6. I will now proceed with the second leg requirement of prospects of success on appeal. The explanation for the delay of the late filing of leave to appeal and the prospects of success are not individually decisive as they are interrelated and they have to be considered together. A strong prospect of success may reduce the bad effects of the explanation for the delay and vice versa. In this matter, the appellant did not give any reason why he thinks that he has prospects of success on appeal.

 

7. The applicant’s grounds of appeal are as follows:

 

  1. The court erred by paying lip service to the personal circumstances of the applicant.
  2. The court erred by overemphasising the seriousness of the offence at the expense of the surrounding circumstances.
  3. The court erred in law or fact by not suspending a portion of the sentence.

 

8. This court when deciding the appropriate sentence, considered the seriousness of the offence, the degree of harmfulness of the offence and the degree of culpability of the offender. The deceased was shot on the head and chest whilst he was lying defenceless and harmless. This is an aggravating factor.

 

9. The court had taken into consideration that the applicant is a first offender, who contributed towards the funeral expenses of the deceased and he also paid compensation. The court had also considered the period he had been in custody awaiting the finalisation of his trial.

 

10. The court was also alive to the interest of society and imposed a sentence that has a deterrent effect. The court had considered all the different factors and harmonised them in order to strike a balance and came to the conclusion that the aggravating factors outweighed the personal circumstances of the applicant.

 

11. The applicant contended that the court misdirected itself by overemphasising other factors at the expense of the personal circumstances of the applicant as well as paying lip service to them. The appellant had also criticised this court for not suspending a portion of the sentence.

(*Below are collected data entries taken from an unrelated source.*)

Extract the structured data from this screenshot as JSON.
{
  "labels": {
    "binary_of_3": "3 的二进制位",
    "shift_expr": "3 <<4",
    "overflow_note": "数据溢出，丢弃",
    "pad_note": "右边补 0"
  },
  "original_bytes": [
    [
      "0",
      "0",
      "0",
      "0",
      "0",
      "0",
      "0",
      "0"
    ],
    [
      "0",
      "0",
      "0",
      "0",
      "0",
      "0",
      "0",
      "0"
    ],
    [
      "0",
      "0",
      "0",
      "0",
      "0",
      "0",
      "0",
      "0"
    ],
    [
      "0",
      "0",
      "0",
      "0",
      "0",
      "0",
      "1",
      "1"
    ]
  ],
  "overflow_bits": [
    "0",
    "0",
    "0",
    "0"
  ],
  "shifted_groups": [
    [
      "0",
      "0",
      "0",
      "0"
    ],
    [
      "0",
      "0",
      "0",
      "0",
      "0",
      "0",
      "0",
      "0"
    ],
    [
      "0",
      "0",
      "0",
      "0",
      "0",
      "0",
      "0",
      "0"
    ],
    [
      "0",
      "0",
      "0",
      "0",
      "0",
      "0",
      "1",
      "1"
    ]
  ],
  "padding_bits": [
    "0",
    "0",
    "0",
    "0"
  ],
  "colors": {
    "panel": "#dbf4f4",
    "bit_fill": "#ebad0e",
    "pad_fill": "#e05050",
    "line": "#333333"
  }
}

He went on to argue that the court painted a picture that the applicant committed a heinous offence, by saying that the accused shot the deceased on the head and chest after he incapacitated him and he was laying harmless and helplessly.

 

12. Counsel for the respondent on the other hand, argued that the sentence imposed is in line with other decided cases in this court and that the court had exercised its discretion judiciously. With regard to the suspension of a portion of the sentence, counsel correctly argued that since the applicant is sentenced for a long term of imprisonment a suspended sentence is not appropriate in the circumstances.

 

13. The essential inquiry in an appeal against sentence, however, is not whether the sentence was right or wrong, but whether the court, in imposing it exercised its discretion properly and judicially. S v Pillay 1977 (4) SA 531 (AD) E-G.

 

14. The applicant’s argument that the court paid lip service to his personal circumstances and it painted a picture that the applicant committed a heinous offence has no merit. The court had taken into account the applicant’s personal circumstances. It is also borne by the record that the applicant had committed a heinous offence.

 

15. This court having had the discretionary power to impose the sentence, is of the opinion that a suspended sentence is not appropriate in the circumstances. The sentence imposed is not inappropriate and it does not induce a sense of shock.

 

16. I am therefore, of the opinion that this court did not misdirect itself and another court may not reasonably come to a different conclusion as the court had exercised its discretion properly and judiciously.

 

17. In the premises, the following order is made:

 

  1. The applicant did not satisfy this court that he has prospects of success on appeal.
  2. The application for leave to appeal against sentence is dismissed.